A complete description of the experimental procedures used to knockdown the TR HIF-1A in IGROV-1 ovarian cancer cells, and quantify metabolic changes in response to the knockdown can be found in Supplementary Methods.

Inferring TR involvement from in vivo metabolic changes

Based on the TR-metabolite association network, the procedure used to estimate the contribution of each of the 728 TRs in mediating metabolic changes observed in vivo, consists of 3 main steps: (i) For each patient log2 fold-changes of detected metabolites between cancer and adjacent normal tissue are estimated (FCp), (ii) The dot product between metabolite fold-changes and the TR-metabolite correlation vector (cTR, product of correlation R and –log10 p) estimated from in vitro cell lines is computed for each TR (\({\mathrm{S}}_{{\mathrm{TR}}}^{\mathrm{p}}\)), (iii) the significance is estimated using a permutation test, where metabolite order is shuffled 10.000 times, the dot product is estimated for each random permutation (\({\tilde{\mathrm{S}}}_{{\mathrm{TR}}}^{\mathrm{p}}\)) and p-values are estimated as follows:

$$S_{{\mathrm{TR}}}^{\mathrm{p}} = \frac{{{\mathbf{C}}_{{\mathrm{TR}}} \cdot {\mathbf{FC}}^{\mathrm{p}}}}{\mid\mid{{{\mathbf{C}}_{{\mathrm{TR}}}\mid\mid^1}}}$$
(5)
$${{p}} - {\mathrm{value}}_{{\mathrm{TR}}} = \frac{{\mathop {\sum }\nolimits_{\mathrm{k}}^{10,000} \left( {\tilde S_{{\mathrm{TR}}}^{\mathrm{p}} \ge S_{{\mathrm{TR}}}^{\mathrm{p}}} \right)}}{{10,000}}$$
(6)

P-values are corrected for multiple tests by q-value estimation69, and the median across patients is calculated (Supplementary Data 3). Notably, when analyzing the data published in ref. 7 we excluded all detected metabolites with more than 10 missing values across patient samples.

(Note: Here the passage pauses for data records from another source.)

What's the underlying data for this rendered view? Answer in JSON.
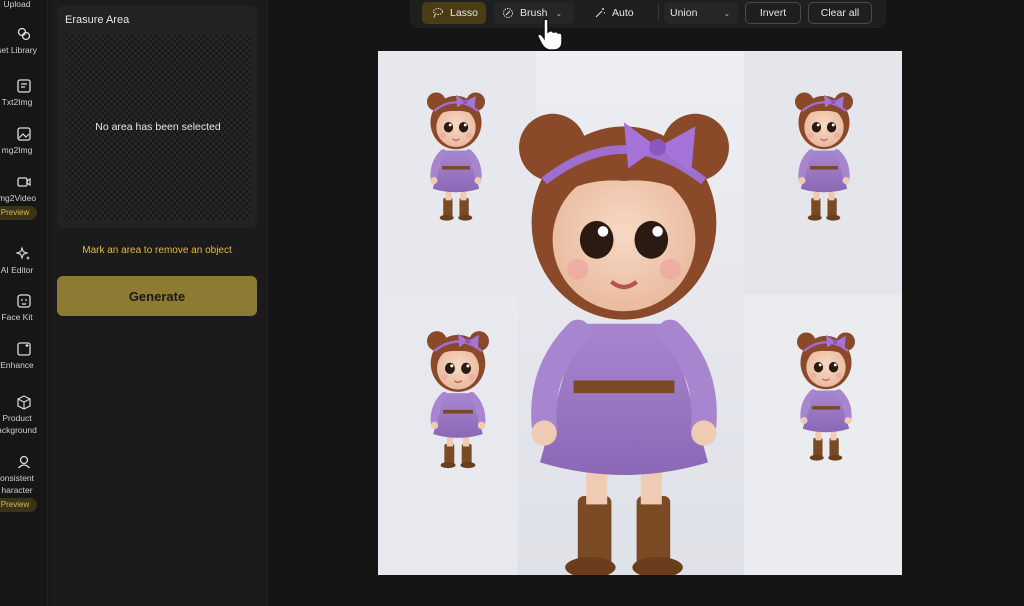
{
  "rail": {
    "items": [
      {
        "label": "Upload"
      },
      {
        "label": "set Library"
      },
      {
        "label": "Txt2Img"
      },
      {
        "label": "mg2Img"
      },
      {
        "label": "mg2Video",
        "badge": "Preview"
      },
      {
        "label": "AI Editor"
      },
      {
        "label": "Face Kit"
      },
      {
        "label": "Enhance"
      },
      {
        "label": "Product",
        "label2": "ackground"
      },
      {
        "label": "onsistent",
        "label2": "haracter",
        "badge": "Preview"
      }
    ]
  },
  "panel": {
    "erase_title": "Erasure Area",
    "empty_text": "No area has been selected",
    "hint": "Mark an area to remove an object",
    "generate_label": "Generate"
  },
  "toolbar": {
    "lasso": "Lasso",
    "brush": "Brush",
    "auto": "Auto",
    "mode": "Union",
    "invert": "Invert",
    "clear": "Clear all"
  },
  "colors": {
    "accent": "#8d7a33",
    "hint": "#e2b84a",
    "dress": "#9f7cc6",
    "hair": "#8a4a2a",
    "boots": "#7a4a24"
  }
}
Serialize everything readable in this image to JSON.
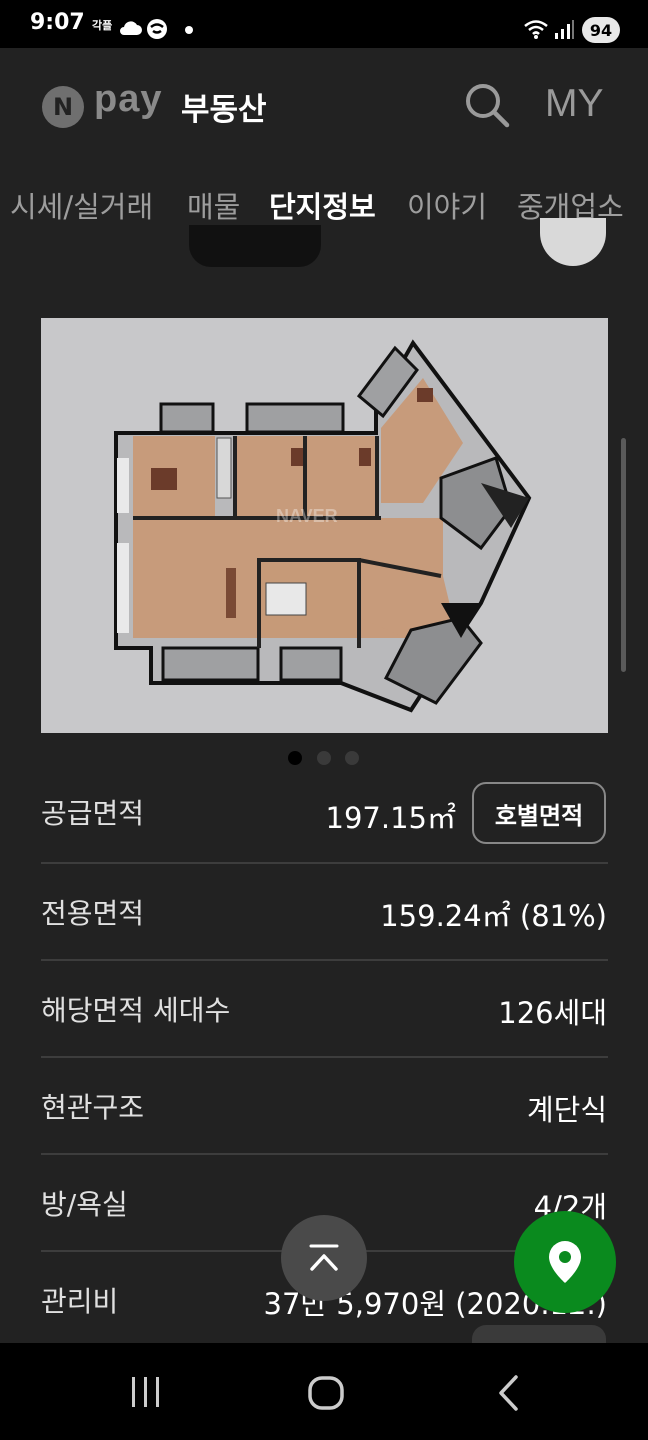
{
  "status_bar": {
    "time": "9:07",
    "carrier_label": "각플",
    "battery": "94",
    "icons": [
      "cloud-icon",
      "app-notification-icon",
      "dot-icon",
      "wifi-icon",
      "signal-icon",
      "battery-icon"
    ]
  },
  "header": {
    "logo_letter": "N",
    "brand_pay": "pay",
    "brand_name": "부동산",
    "search_icon": "search-icon",
    "my_label": "MY"
  },
  "tabs": [
    {
      "label": "시세/실거래"
    },
    {
      "label": "매물"
    },
    {
      "label": "단지정보",
      "active": true
    },
    {
      "label": "이야기"
    },
    {
      "label": "중개업소"
    }
  ],
  "floor_plan": {
    "watermark": "NAVER",
    "slide_count": 3,
    "active_slide": 1
  },
  "info": {
    "supply_area": {
      "label": "공급면적",
      "value": "197.15㎡",
      "button": "호별면적"
    },
    "exclusive_area": {
      "label": "전용면적",
      "value": "159.24㎡ (81%)"
    },
    "households": {
      "label": "해당면적 세대수",
      "value": "126세대"
    },
    "entrance": {
      "label": "현관구조",
      "value": "계단식"
    },
    "rooms": {
      "label": "방/욕실",
      "value": "4/2개"
    },
    "maintenance": {
      "label": "관리비",
      "value": "37만 5,970원 (2020.12.)"
    }
  },
  "colors": {
    "background": "#222222",
    "map_fab": "#0a8a1e",
    "active_tab": "#ffffff",
    "inactive_tab": "#9d9d9d"
  }
}
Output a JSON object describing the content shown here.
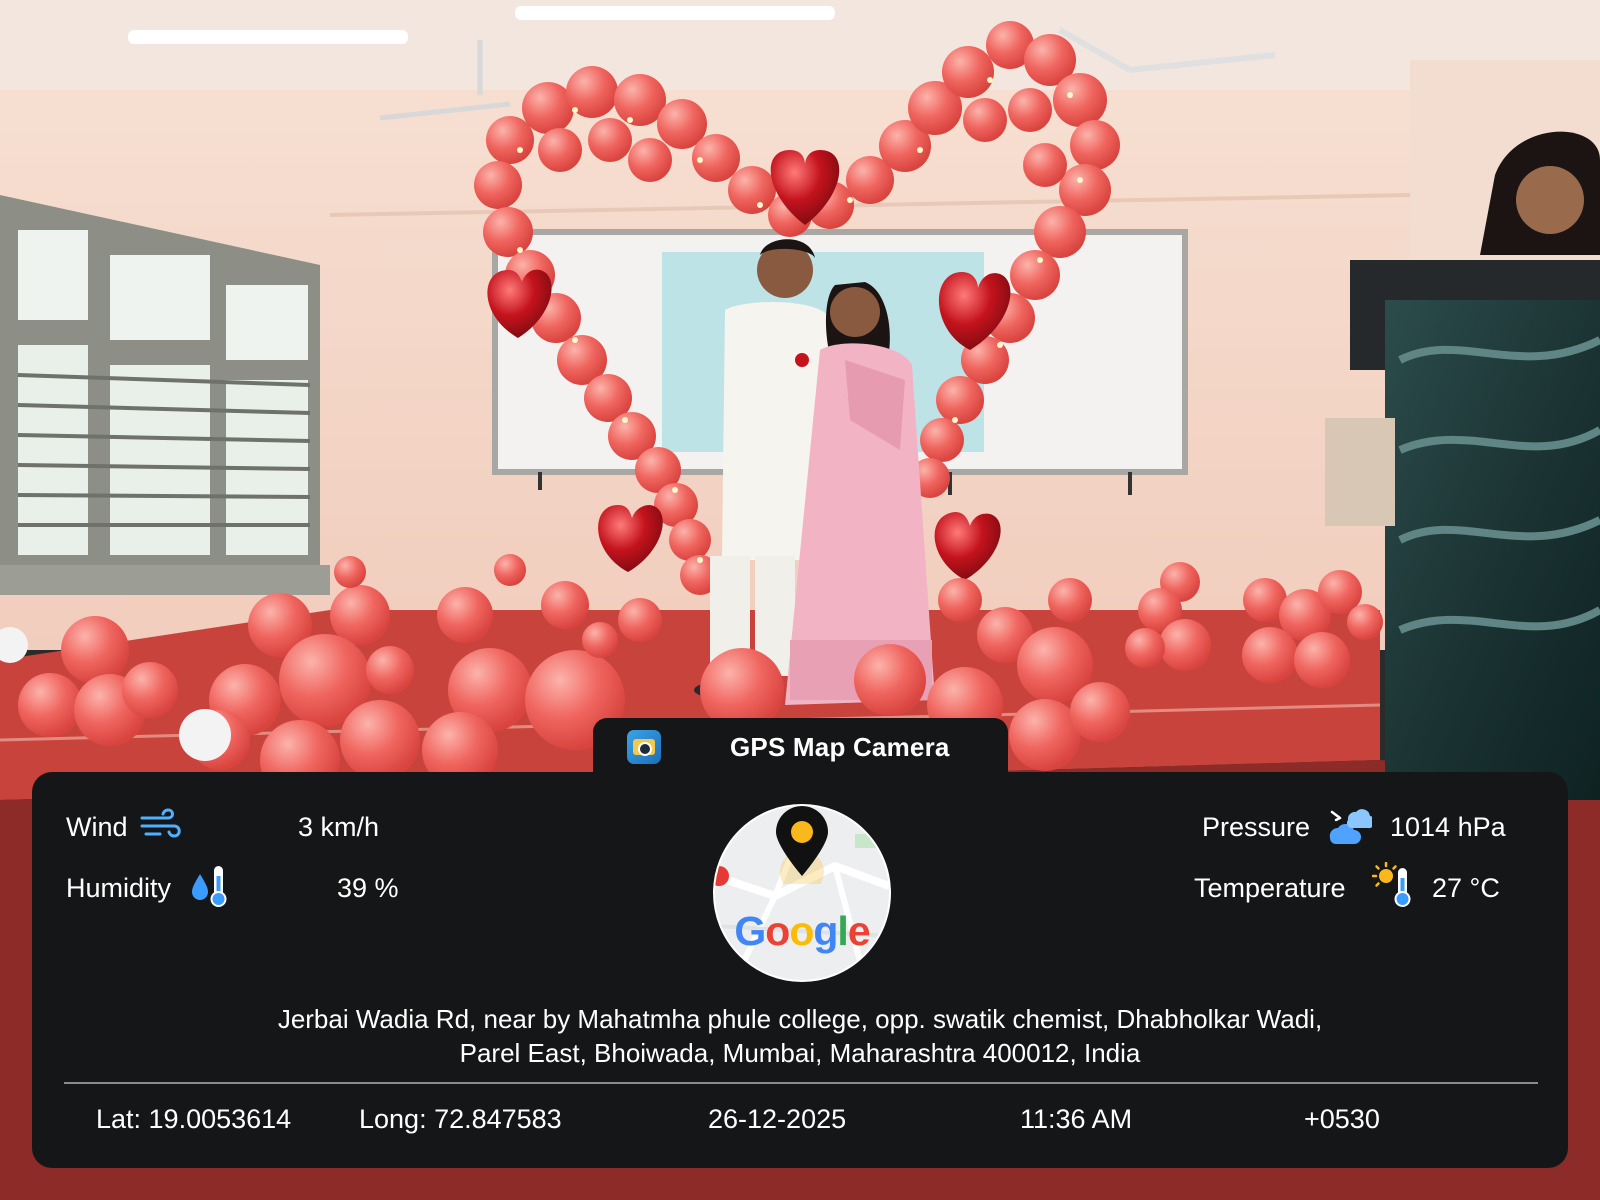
{
  "app": {
    "title": "GPS Map Camera",
    "logo_icon": "gps-map-camera-app-icon"
  },
  "weather": {
    "wind": {
      "label": "Wind",
      "value": "3 km/h",
      "icon": "wind-icon"
    },
    "humidity": {
      "label": "Humidity",
      "value": "39 %",
      "icon": "humidity-thermometer-icon"
    },
    "pressure": {
      "label": "Pressure",
      "value": "1014 hPa",
      "icon": "pressure-cloud-icon"
    },
    "temperature": {
      "label": "Temperature",
      "value": "27 °C",
      "icon": "sun-thermometer-icon"
    }
  },
  "map": {
    "brand": "Google",
    "pin_icon": "location-pin-icon"
  },
  "address": {
    "line1": "Jerbai Wadia Rd, near by Mahatmha phule college, opp. swatik chemist, Dhabholkar Wadi,",
    "line2": "Parel East, Bhoiwada, Mumbai, Maharashtra 400012, India"
  },
  "footer": {
    "lat": "Lat: 19.0053614",
    "long": "Long: 72.847583",
    "date": "26-12-2025",
    "time": "11:36 AM",
    "tz": "+0530"
  },
  "colors": {
    "panel_bg": "#151617",
    "balloon": "#f0655f",
    "balloon_light": "#f79a92",
    "foil_red": "#c4131d",
    "wall": "#f3d6c6",
    "stage": "#c8433c"
  }
}
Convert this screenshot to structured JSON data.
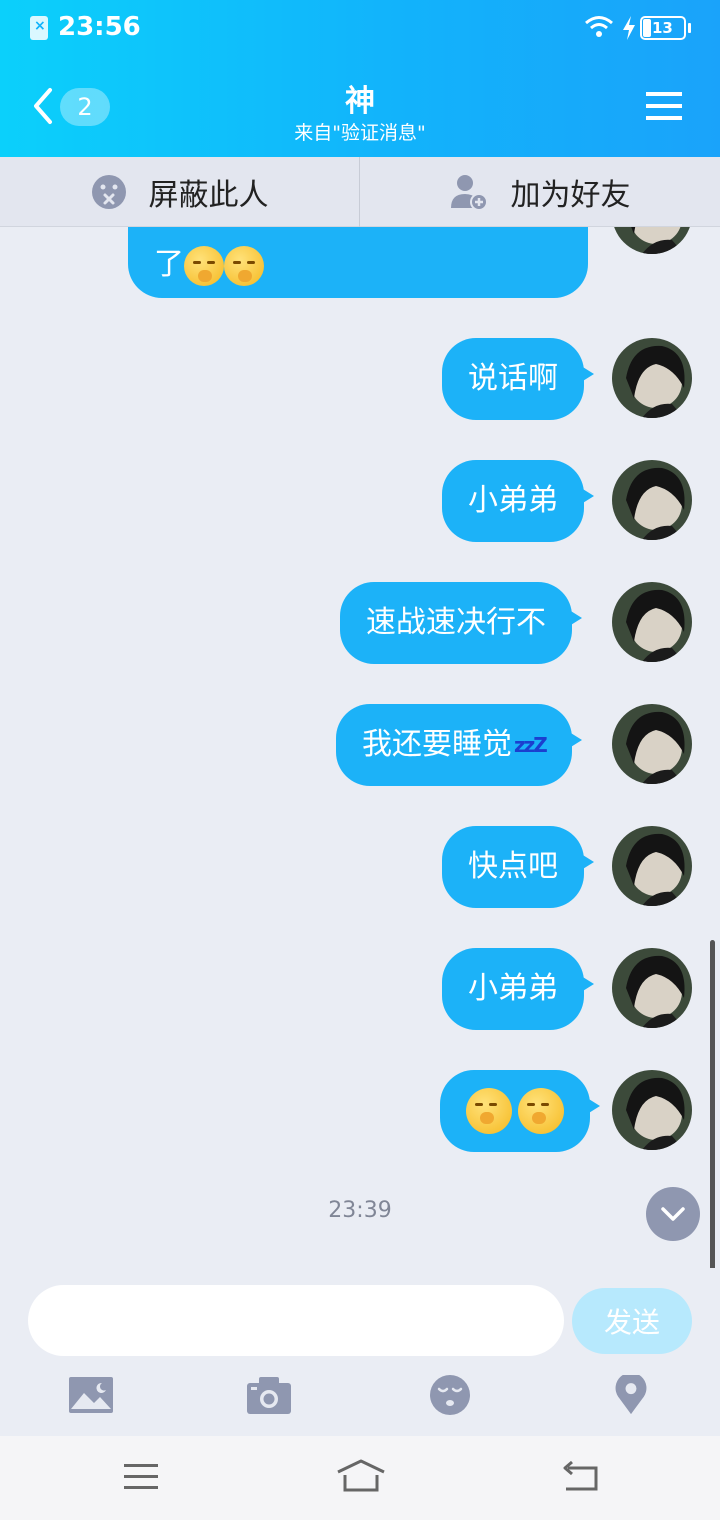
{
  "status_bar": {
    "time": "23:56",
    "battery": "13"
  },
  "header": {
    "back_count": "2",
    "title": "神",
    "subtitle": "来自\"验证消息\""
  },
  "actions": {
    "block_label": "屏蔽此人",
    "add_friend_label": "加为好友"
  },
  "messages": [
    {
      "type": "received",
      "text": "了"
    },
    {
      "type": "sent",
      "text": "说话啊"
    },
    {
      "type": "sent",
      "text": "小弟弟"
    },
    {
      "type": "sent",
      "text": "速战速决行不"
    },
    {
      "type": "sent",
      "text": "我还要睡觉",
      "suffix": "zzZ"
    },
    {
      "type": "sent",
      "text": "快点吧"
    },
    {
      "type": "sent",
      "text": "小弟弟"
    },
    {
      "type": "sent",
      "text": ""
    }
  ],
  "timestamp": "23:39",
  "input": {
    "value": "",
    "placeholder": "",
    "send_label": "发送"
  },
  "colors": {
    "header_start": "#0bd0fb",
    "header_end": "#1aa3fa",
    "bubble": "#1cb2f8",
    "send_disabled": "#b7e9fd"
  },
  "icons": {
    "toolbar": [
      "image-icon",
      "camera-icon",
      "emoji-icon",
      "location-icon"
    ],
    "nav": [
      "menu-icon",
      "home-icon",
      "back-icon"
    ]
  }
}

Associations between TR activity and drug action

A complete description of the linear regression model used to quantify associations between variation in drug sensitivity and TR activity can be found in Supplementary Methods.

Prediction of metabolite-TR effectors

A complete description of the non-linear model fitting analysis for the prediction of metabolite- or kinase effectors of TRs can be found in Supplementary Methods.